Mas Arlan menghela napas lega, lalu menarik bibir tipisnya sedikit. Senyuman manisnya terukir merekah sambil mengusap rambutku.
"Aku pikir kamu beli online itu uang dari mana, aku takut kamu minta sama orang tuamu," jawab Mas Arlan.
"Nggak, kok Mas, jangan khawatirkan itu, aku masih menghormati kamu sebagai seorang suami, jadi tidak akan meminta sesuatu yang membuat harga dirimu jadi rendah," timpalku lagi.
Kami memutuskan untuk istirahat sejenak, sebelum acara lamaran Hesti dilaksanakan, meskipun hanya merebahkan tubuh ini di atas ranjang sambil bermain game di ponsel masing-masing.
***
Malam pun tiba, orang yang akan menyematkan cincin di jari manis Hesty telah datang bersama kedua orang tuanya. Rona kebahagiaan terpancar di mata Hesti, terlebih orang yang akan mempersuntingnya jelas asal-usulnya. Ini adalah kebanggaan tersendiri untuk sang mama.
Kedua belah pihak menikmati suguhan yang ada. Setelah itu mereka membicarakan akad dan resepsi. Tanggal yang akan ditentukan yaitu sebulan lagi, tepatnya bulan juli setelah hari raya idul adha.
Setelah mereka pulang, kami berkumpul kembali. Mama mertuaku berada di tengah-tengah, ia bicara pada kami semua.

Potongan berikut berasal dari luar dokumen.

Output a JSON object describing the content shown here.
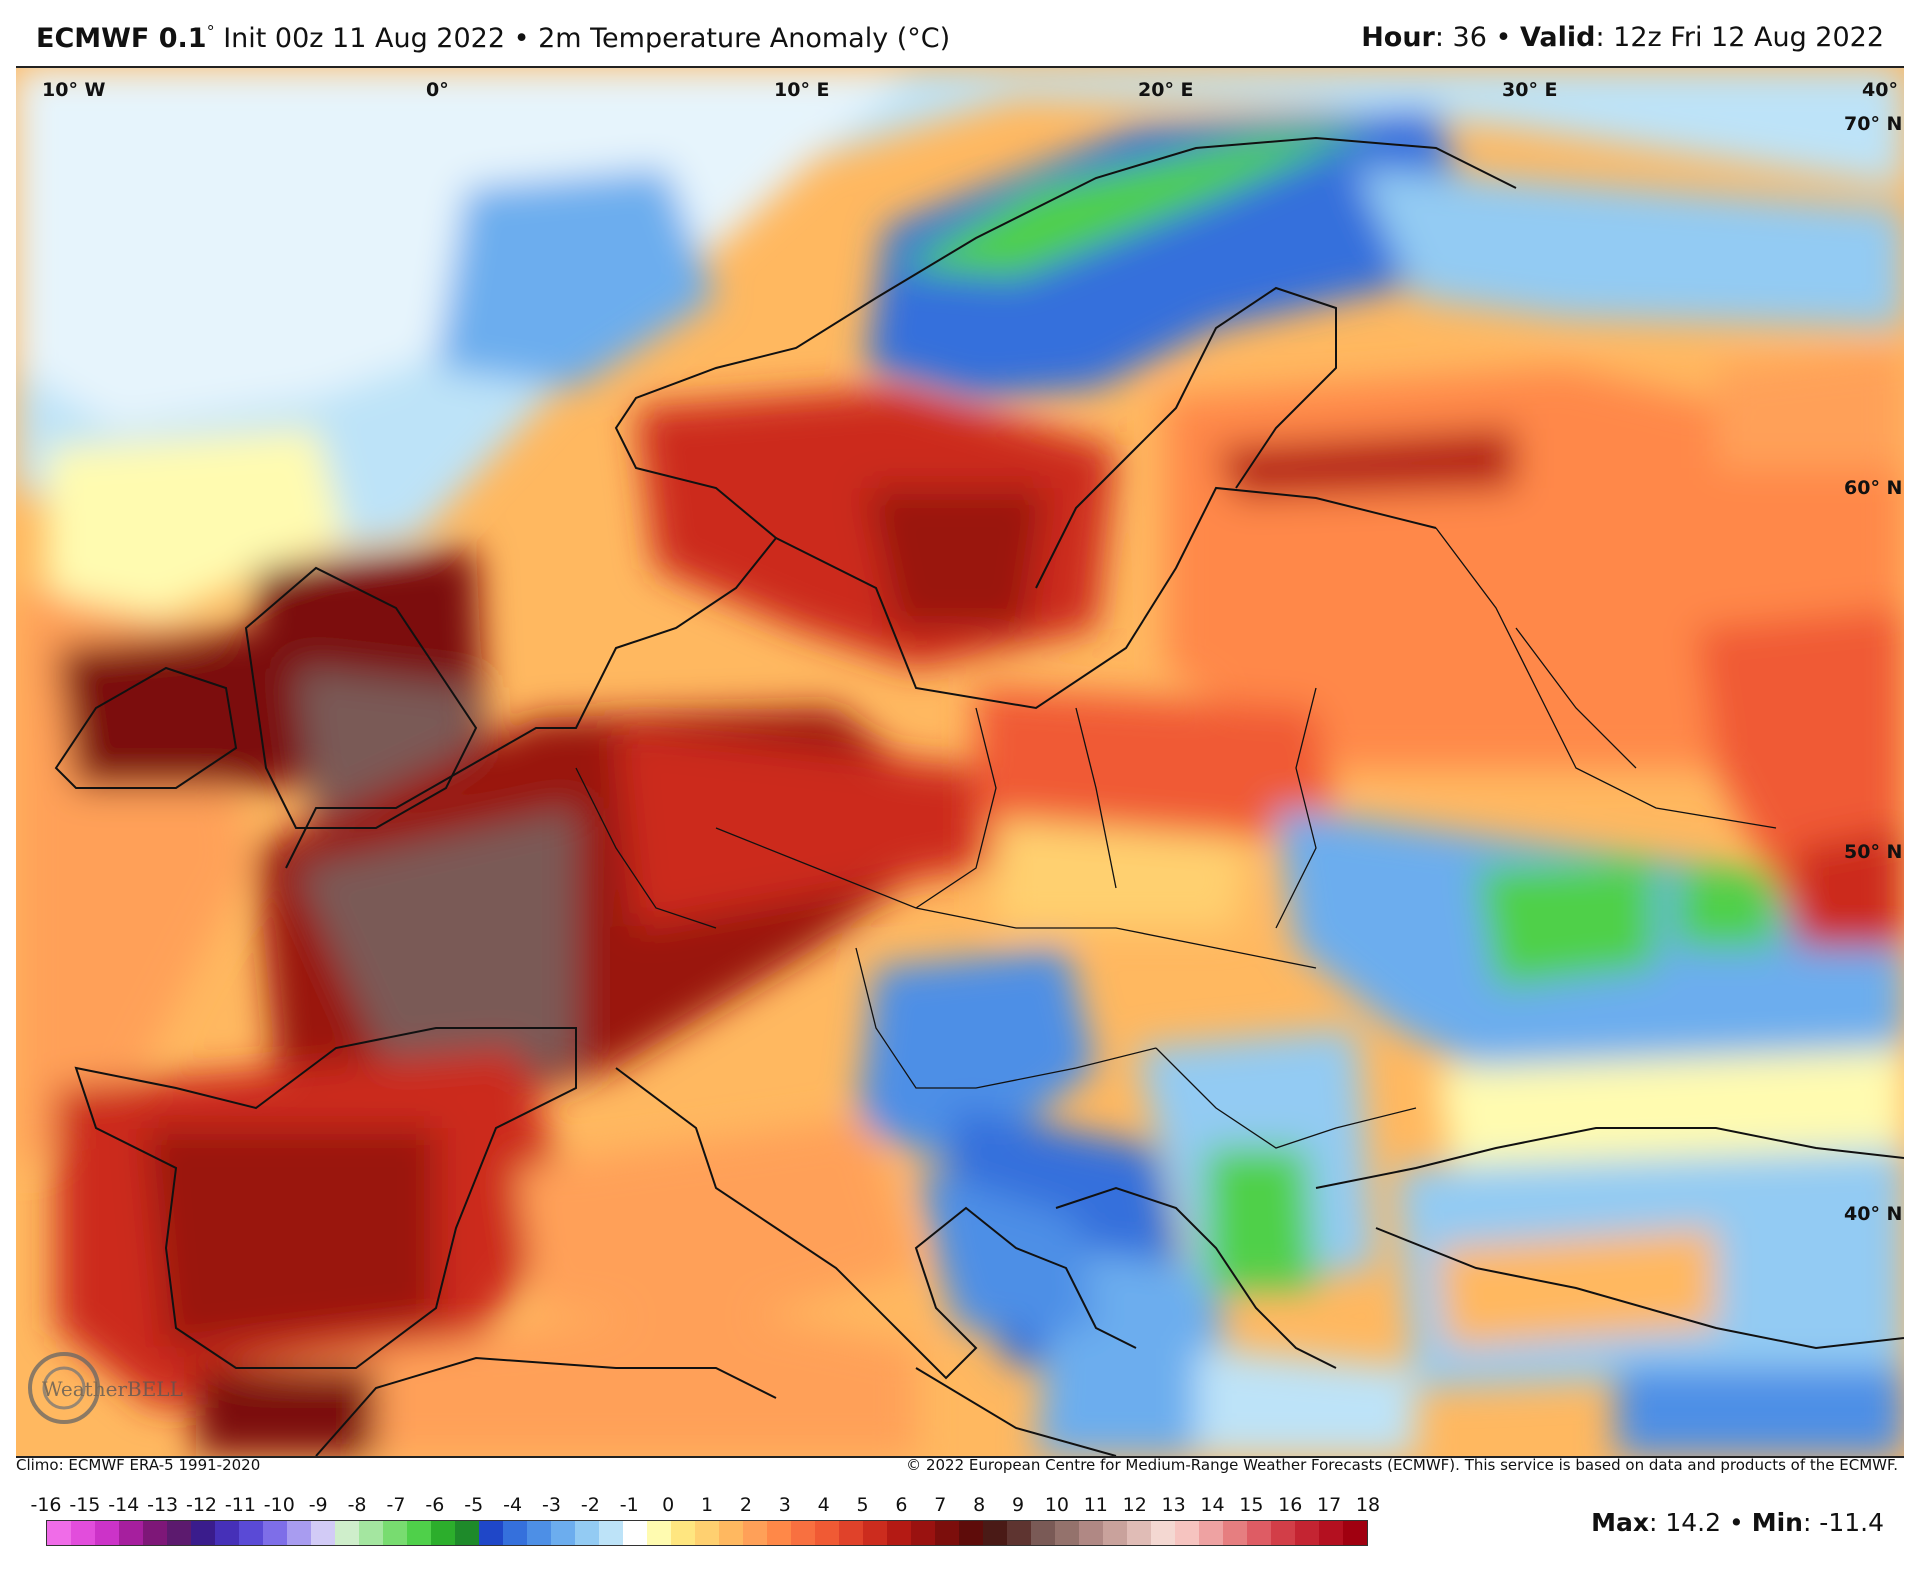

"Kalian tahu kan biaya pernikahan dan resepsi itu sangatlah mahal. Mama ingin anak perempuan satu-satunya mewah resepsinya. Tidak ingin seperti kamu, Nilam, menikah saja numpang di sini, orang tua macam apa tuh kedua orang tuamu!" tukas Mama Desti.
Mas Arlan terdiam, hanya menggengam tanganku.
"Aku nyumbang 20 juta untuk pernikahan Hesty, kamu berapa, Lan?" tanya Mas Gerry dengan disertai dagu mendongak.
"Aku hanya punya simpanan uang lima juta, Mas," jawab Mas Arlan. Jelas ia tidak memiliki banyak simpanan, sebab uang gajinya diberikan padaku lima juta, untuk mamanya tiga juta, sisa dua juta untuknya. Mas Arlan tidak pernah mengutak ngatik pemberiannya terhadapku.
"Tuh kan, kamu tuh nggak punya simpanan banyak, istrimu pasti nih boros banget, padahal tinggal bareng mama loh," celetuk Mama Desti lagi.
Padahal tinggal bersamanya pun semua aku yang beli dari uang lima juta yang diberikan oleh Mas Arlan. Namun, Mama Desti tetap membandingkan aku dengan Mbak Dila, istri dari anaknya.
"Mah, selama ini kita kan makan dari uang Mas Arlan, Mah," timpalku.
"Alah, diam kamu, nyerocos mulu," ucapnya dengan nada ketus. Mas Arlan memintaku untuk tidak melayani mamanya, ia memberikan kode dengan mengusap pangkal pahaku.
***
Hari yang ditunggu iparku telah tiba, mobil impiannya datang. Mobil merk Honda Jazz terparkir di pekarangan rumahnya yang memang berada di depan rumah mertuaku.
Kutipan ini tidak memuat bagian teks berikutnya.